Dla Berlusconiego mecze z zespołem, któremu poświęcił jedną trzecią swego życia, będą wydarzeniem wyjątkowym. W kalendarzu zaznaczy je na pewno czerwonym kolorem. To będą niemal derby, stadion Brianteo od San Siro dzieli ledwie 25 km.
W Monzy jest więcej ludzi związanych z Milanem. Do Serie B wprowadzał ją Cristian Brocchi, poziom wyżej inny były piłkarz tej ekipy – Giovanni Stroppa. A mocarstwowe ambicje właściciela potwierdza fakt, że chciał zatrudnić również Sacchiego i Massimiliano Allegriego.
Bez tatuaży i kolczyków
Berlusconi popełnił w życiu wiele gaf, ale jako polityk wie, że nienagannym wyglądem i zachowaniem na pokaz można przykryć wiele wpadek. W Monzy stworzył swoisty kodeks etyczny, a na klubowym korytarzu kazał napisać: „Tu będzie romantycznie”.
Wymarzył sobie drużynę, w której piłkarze będą się schludnie ubierać, dbać o fryzury i przycinać brody, nie będą mieć tatuaży ani kolczyków. Na boisku mieli być dżentelmenami, sędziego traktować z szacunkiem, a rywali przepraszać po faulach. Rozdając autografy, mieli się podpisywać czytelnie, a nie bazgrołami. I zastanowić się dwa razy, nim w mediach społecznościowych zamieszczą posty i komentarze, które zaszkodziłyby klubowi.
Ktoś złośliwy mógłby podsumować, że powinni się zachowywać zupełnie inaczej niż ich szef, który w polityce grał nieczysto, lubił robić wokół siebie szum i szokować. I że z takimi wymaganiami powinien szukać kandydatów do zespołu wśród zakonników.

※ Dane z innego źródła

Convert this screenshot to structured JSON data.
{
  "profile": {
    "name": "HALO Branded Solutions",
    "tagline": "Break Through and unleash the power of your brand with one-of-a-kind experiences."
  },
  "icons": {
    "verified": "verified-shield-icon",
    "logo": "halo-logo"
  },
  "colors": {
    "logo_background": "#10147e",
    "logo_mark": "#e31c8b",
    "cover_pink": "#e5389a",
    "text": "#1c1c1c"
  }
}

Berlusconiemu marzyła się też ekipa jednolita narodowo, złożona wyłącznie z młodych Włochów. Ale tę myśl szybko porzucił. Kiedy w 2020 roku Monza awansowała do Serie B, próbował nakłonić do przyjścia swoich byłych podopiecznych: Szweda Zlatana Ibrahimovicia czy Brazylijczyka Kakę. Ostatecznie skusił dwóch innych: byłego reprezentanta Ghany Kevina-Prince’a Boatenga i Mario Balotellego (obydwu w Monzy już nie ma). Raczej skandalistów niż grzecznych chłopców.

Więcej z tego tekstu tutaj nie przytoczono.